Machine Learning Spotlight I: Investigating Recurrent Neural Networks
Recurrent Neural Networks (RNNs) quickly became the go-to neural network architecture for Natural Language Processing (NLP) tasks. In this blog post, I’ll start with a broad definition of their architecture, and then explain what makes them so popular with the NLP community. Finally, I’ll list a collection of blog posts, tutorials, research papers, and frequently asked questions to help you discover the different flavours of RNNs.

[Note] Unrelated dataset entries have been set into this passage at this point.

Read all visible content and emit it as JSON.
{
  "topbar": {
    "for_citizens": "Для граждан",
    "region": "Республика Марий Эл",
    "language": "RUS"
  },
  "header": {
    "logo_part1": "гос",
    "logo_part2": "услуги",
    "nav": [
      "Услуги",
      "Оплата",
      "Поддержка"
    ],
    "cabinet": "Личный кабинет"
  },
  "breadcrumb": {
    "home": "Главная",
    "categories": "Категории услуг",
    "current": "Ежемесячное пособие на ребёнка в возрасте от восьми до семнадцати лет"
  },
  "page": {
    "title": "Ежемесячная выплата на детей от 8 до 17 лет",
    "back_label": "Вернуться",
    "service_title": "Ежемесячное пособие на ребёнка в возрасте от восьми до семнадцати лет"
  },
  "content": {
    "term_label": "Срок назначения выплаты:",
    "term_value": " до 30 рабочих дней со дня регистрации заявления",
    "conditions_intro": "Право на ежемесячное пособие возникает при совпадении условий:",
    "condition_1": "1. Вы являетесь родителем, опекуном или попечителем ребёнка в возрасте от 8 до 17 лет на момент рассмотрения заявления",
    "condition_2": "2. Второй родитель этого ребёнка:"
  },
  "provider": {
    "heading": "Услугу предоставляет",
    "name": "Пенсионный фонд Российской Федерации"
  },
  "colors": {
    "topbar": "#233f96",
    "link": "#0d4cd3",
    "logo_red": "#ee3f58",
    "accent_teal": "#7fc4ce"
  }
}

Over the course of the last few years, recurrent architecture for neural networks established themselves as state-of-the-art in several NLP tasks, including:
- Named Entity Recognition [Zhiheng Huang et al., Bidirectional LSTM-CRF Models for Sequence Tagging, 2015]
- Language Modeling [Stephen Merity et al., Regularizing and Optimizing LSTM Language Models, 2017]
- Machine Translation [Yonghui Wu et al., Google’s Neural Machine Translation System: Bridging the Gap between Human and Machine Translation, 2016].
This successful breakthrough comes a long time after the first proposition of this kind of architecture, around 30 years ago [John Hopfield, Neural networks and physical systems with emergent collective computational abilities, 1982]. Modern architectures appeared roughly 10 years later [Sepp Hochreiter, Jürgen Schmidhuber, Long Short-Term Memory, 1997].
The main advantage of RNNs resides in their ability to deal with sequential data, thanks to their “memory”. Whereas Artificial Neural Networks (ANNs) have no notion of time, and the only input they consider is the current example they are being fed, RNNs consider both the current input and a “context unit” built upon what they’ve seen previously.
So the prediction made by the network at timestep T is influenced by the one it made at timestep T — 1. And when you think about it, that’s pretty much what we do, as humans, we use our previous experience (T — 1) to handle new and unseen things (T).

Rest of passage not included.